The Simatic RF600 RFID system from Siemens enabled the company to overcome these difficult ambient conditions with its new RF620A antenna, a small, linear-polarised antenna with special properties for metal environments. Due to its small size, it can be installed neatly beneath the kneading machines and the scales. In conjunction with the reader, it allows the use of UHF in the production environment, something that was previously the preserve of high-maintenance HF systems.


Transponders For Harsh Industrial Environments

Suitable passive transponders were selected for the demanding conditions in terms of cleanliness and harsh industrial environment. These mobile tags can generally be used on any metal surface.

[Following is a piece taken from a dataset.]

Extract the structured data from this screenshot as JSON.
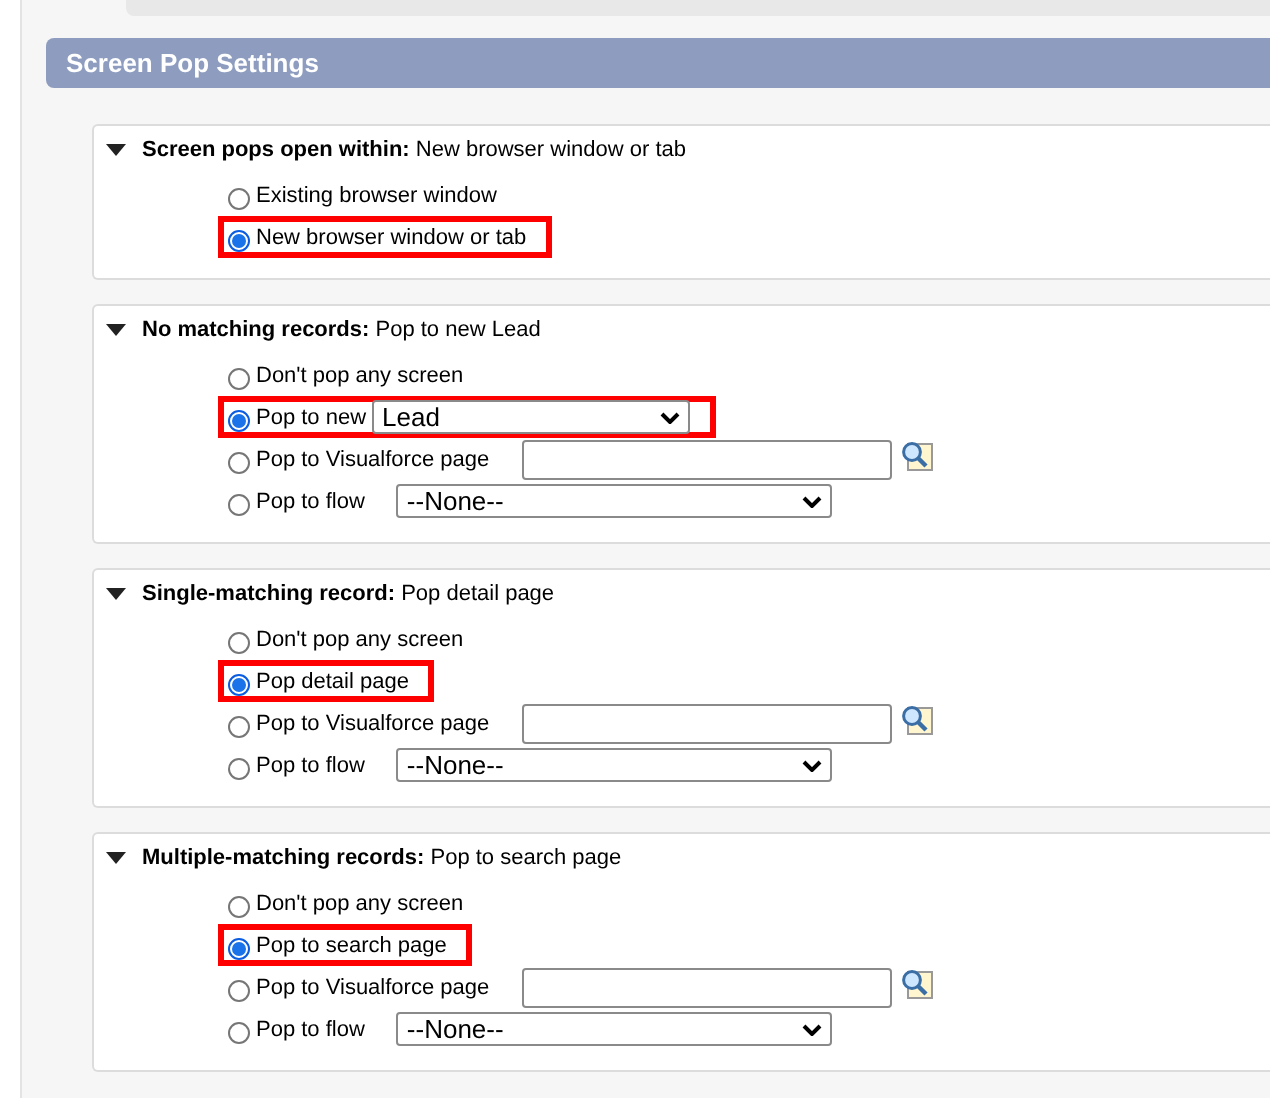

The compact, battery-free tags (50 mm diameter x 8 mm depth) require no maintenance and can therefore be totally encapsulated in plastic and therefore even better protected against external influences such as dirt, impact or hot water and steam that are encountered during the regular cleaning of the system. Mounted in sturdy stainless steel frames on the chassis of the mixing vessels, they can be read from the required distance without contact or line of sight.

This requires the RFID antennas to be installed on every station. Each is mounted under a cover of stainless steel, likewise reliably protected against mechanical damage (from the heavy mixing vessels moved manually by the baker) and against dirt and moisture. The UHF antennas permit the use of the very precisely defined limits of the radio field in order to prevent accidental reading of data from an incorrect neighbouring mixing vessel and thereby reliably preventing faulty batches.

The passive transponders therefore allow for reliable communication of information to be achieved. A metal environment is generally counterproductive for controlled transmission, so much so that normal tag reading distance is reduced from three metres to a few mere centimetres, but the transponders have allowed for the bakery’s equipment to work securely and reliably since the first trials.


Easy Integration, Flexibility For Expansion

In the bakery, a total of 11 external antennas forward the data to the actual read/write devices, six of which are mounted under the bakery roof. Each reader can consequently process the data from two reading stations, which makes the installation and integration easy, straightforward, and cost effective.

The readers are connected to the main controller via the internal interface and communication modules, which are mounted next to the readers. Connected between them is a data logger. The expansion of the system leaves sufficient freedom in the existing architecture and creates optimum conditions for future expansions of the entire automation system of the bakery.


No Half-baked Solution

With the full support of the Siemens technical consulting service, it was possible to integrate the new RFID system while production was in progress in March 2010. The system has been in operation on a daily basis since then, maintaining stability and being free from faults.

“The processes of dough-making have become even more reliable because several sources of potential errors have been eliminated. And more maintenance friendly of course, since the tags no longer have to be checked, cleaned and replaced,” concluded Mr Schmidt.